Diğer bir grup diyor ki mutluluk nedir? Hırsızlık yapan da mutlu oluyor ama hırsızlığa iyilik diyemeyiz. Bu yüzden mutlulukla ilgili tarif doğru olamaz. Belli bir durumda en çok fayda veren şeye iyilik dememiz lazım. Aynı durumda nispeten az fayda verene de kötülük. Ama bu da “kimin faydası?” sorusunu beraberinde getiriyor. Herkesin dersek hırsızı nasıl durduracağız? Onun için en fayda veren şey hırsızlık yapmaktır. Kişisel fayda dersek en başa döneriz. Hem bu durumda “iyilik bir beklenti yüzünden yapılmamalı” itirazı inanmayanları da kapsayacaktır. Denmişti ki inananlar bir beklentileri olduğu için iyilik yapıyorlar. Eğer iyiliğin tanımı içerisine “kişisel fayda” terimini sokarsak bir ateistin iddia ettiği üstünlük de kalmayacak. Böyle birisi, iyiliği Allah’ı mutlu ettiği için edene ve kötülükten “cezası vardır” diye sakınana nasıl dil uzatabilir?
Bazı batılı filozoflara göre iyilik bir görevdir. Ama bu tanım da onların işine gelmez. Görevi ancak bizden başka bir varlık bize verebilir.

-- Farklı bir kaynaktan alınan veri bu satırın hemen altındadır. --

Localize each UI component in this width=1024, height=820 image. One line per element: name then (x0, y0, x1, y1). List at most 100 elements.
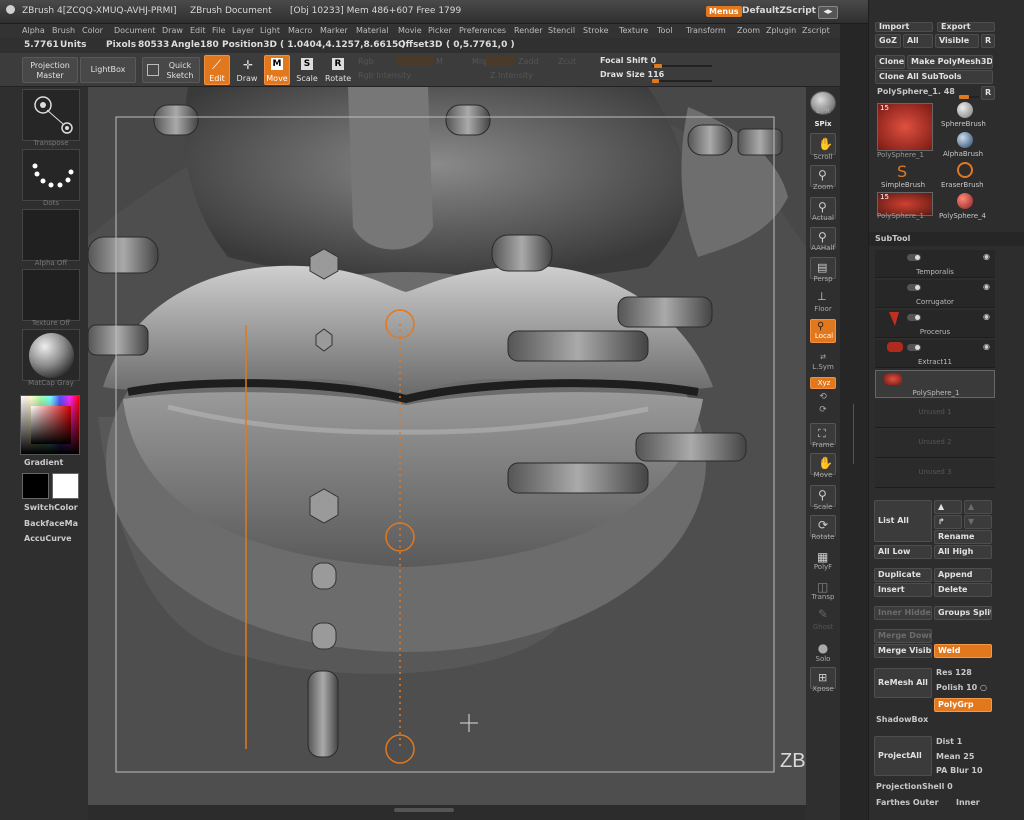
xyz-button[interactable]: Xyz (810, 377, 836, 389)
rotate-axis-icon[interactable]: ⟲ (806, 392, 840, 402)
merge-down-button[interactable]: Merge Down (874, 629, 932, 643)
rgb-label[interactable]: Rgb (358, 57, 374, 66)
zadd-toggle[interactable] (486, 56, 516, 66)
export-button[interactable]: Export (937, 22, 995, 32)
inner-button[interactable]: Inner (956, 798, 980, 807)
ghost-icon[interactable]: ✎ (806, 607, 840, 621)
viewport-canvas[interactable] (88, 87, 806, 805)
menu-item[interactable]: Edit (190, 26, 206, 35)
rgb-toggle[interactable] (395, 56, 433, 66)
visibility-toggle[interactable] (907, 344, 921, 351)
edit-button[interactable]: ⟋ Edit (204, 55, 230, 85)
menu-item[interactable]: Zscript (802, 26, 830, 35)
all-high-button[interactable]: All High (934, 545, 992, 559)
menu-item[interactable]: Stroke (583, 26, 609, 35)
polysphere-4-icon[interactable] (957, 193, 973, 209)
polygrp-button[interactable]: PolyGrp (934, 698, 992, 712)
draw-size-slider[interactable] (652, 79, 712, 83)
menu-item[interactable]: Movie (398, 26, 422, 35)
menu-item[interactable]: Material (356, 26, 389, 35)
subtool-row-empty[interactable]: Unused 2 (875, 430, 995, 458)
rgb-intensity-label[interactable]: Rgb Intensity (358, 71, 411, 80)
all-low-button[interactable]: All Low (874, 545, 932, 559)
eye-icon[interactable]: ◉ (983, 282, 990, 291)
m-label[interactable]: M (436, 57, 443, 66)
menu-item[interactable]: Stencil (548, 26, 575, 35)
duplicate-button[interactable]: Duplicate (874, 568, 932, 582)
quick-sketch-button[interactable]: Quick Sketch (142, 57, 200, 83)
menu-item[interactable]: Marker (320, 26, 348, 35)
inner-hidden-button[interactable]: Inner Hidden (874, 606, 932, 620)
solo-label[interactable]: Solo (806, 655, 840, 663)
eraser-brush-icon[interactable] (957, 162, 973, 178)
tool-thumb-polysphere[interactable]: 15 (877, 103, 933, 151)
ghost-label[interactable]: Ghost (806, 623, 840, 631)
dist-slider[interactable]: Dist 1 (936, 737, 962, 746)
current-tool-r-button[interactable]: R (981, 86, 995, 100)
list-all-button[interactable]: List All (874, 500, 932, 542)
subtool-row[interactable]: ◉ Temporalis (875, 250, 995, 278)
menu-item[interactable]: Transform (686, 26, 726, 35)
goz-all-button[interactable]: All (903, 34, 933, 48)
scale-button[interactable]: S Scale (294, 55, 320, 85)
import-button[interactable]: Import (875, 22, 933, 32)
append-button[interactable]: Append (934, 568, 992, 582)
simple-brush-icon[interactable]: S (897, 162, 907, 181)
polish-slider[interactable]: Polish 10 ○ (936, 683, 987, 692)
alpha-thumb[interactable] (22, 209, 80, 261)
visibility-toggle[interactable] (907, 254, 921, 261)
focal-shift-slider[interactable] (652, 64, 712, 68)
menu-item[interactable]: Brush (52, 26, 75, 35)
bottom-tray-handle[interactable] (394, 808, 454, 812)
accucurve-button[interactable]: AccuCurve (24, 534, 72, 543)
menu-item[interactable]: Zoom (737, 26, 760, 35)
menu-item[interactable]: File (212, 26, 225, 35)
z-intensity-label[interactable]: Z Intensity (490, 71, 533, 80)
tool-slider[interactable] (959, 95, 979, 99)
primary-color-swatch[interactable] (52, 473, 79, 499)
rotate-axis-2-icon[interactable]: ⟳ (806, 405, 840, 415)
lsym-icon[interactable]: ⇄ (806, 353, 840, 361)
color-picker-square[interactable] (31, 406, 71, 444)
current-tool-name[interactable]: PolySphere_1. 48 (877, 87, 955, 96)
subtool-row[interactable]: ◉ Corrugator (875, 280, 995, 308)
move-up-alt-icon[interactable]: ▲ (964, 500, 992, 514)
transpose-brush-thumb[interactable] (22, 89, 80, 141)
alpha-brush-icon[interactable] (957, 132, 973, 148)
matcap-thumb[interactable] (22, 329, 80, 381)
sphere-brush-icon[interactable] (957, 102, 973, 118)
focal-shift-label[interactable]: Focal Shift 0 (600, 56, 656, 65)
move-down-arrow-icon[interactable]: ↱ (934, 515, 962, 529)
move-up-arrow-icon[interactable]: ▲ (934, 500, 962, 514)
menu-item[interactable]: Light (260, 26, 280, 35)
menu-item[interactable]: Picker (428, 26, 452, 35)
projection-shell-slider[interactable]: ProjectionShell 0 (876, 782, 953, 791)
menus-button[interactable]: Menus (706, 6, 742, 17)
subtool-row[interactable]: ◉ Procerus (875, 310, 995, 338)
local-button[interactable]: ⚲ Local (810, 319, 836, 343)
mean-slider[interactable]: Mean 25 (936, 752, 974, 761)
merge-visible-button[interactable]: Merge Visibl (874, 644, 932, 658)
move-button[interactable]: M Move (264, 55, 290, 85)
rotate-button[interactable]: R Rotate (324, 55, 352, 85)
weld-button[interactable]: Weld (934, 644, 992, 658)
visibility-toggle[interactable] (907, 284, 921, 291)
zcut-label[interactable]: Zcut (558, 57, 576, 66)
menu-item[interactable]: Layer (232, 26, 254, 35)
move-down-alt-icon[interactable]: ▼ (964, 515, 992, 529)
r-button[interactable]: R (981, 34, 995, 48)
secondary-color-swatch[interactable] (22, 473, 49, 499)
projection-master-button[interactable]: Projection Master (22, 57, 78, 83)
scroll-button[interactable]: ✋ (810, 133, 836, 155)
eye-icon[interactable]: ◉ (983, 252, 990, 261)
gradient-label[interactable]: Gradient (24, 458, 63, 467)
shadowbox-button[interactable]: ShadowBox (876, 715, 928, 724)
menu-item[interactable]: Render (514, 26, 542, 35)
remesh-all-button[interactable]: ReMesh All (874, 668, 932, 698)
color-picker[interactable] (20, 395, 80, 455)
menu-item[interactable]: Zplugin (766, 26, 796, 35)
lsym-label[interactable]: L.Sym (806, 363, 840, 371)
texture-thumb[interactable] (22, 269, 80, 321)
menu-item[interactable]: Preferences (459, 26, 506, 35)
goz-button[interactable]: GoZ (875, 34, 901, 48)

Bu tanımı benimseyen Allah’a da inanmak zorunda kalır.[1]
Sözün özü “iyiliği iyilik olduğu için sevmemiz bizim amacımızı inananlarınkine göre daha yüce kılıyor” diyenler sadece bizi kandırmaya çalışıyorlar. Allah’ı işin içinden çıkarttıktan sonra hırs ve fayda esas olan bir tanım yapmaya mecbur kalmışlar ve böylece itiraz ettiklerinden daha da rezil hale gelmişler çünkü onların yaptığı her şey kendi çıkarları ve faydaları içindir.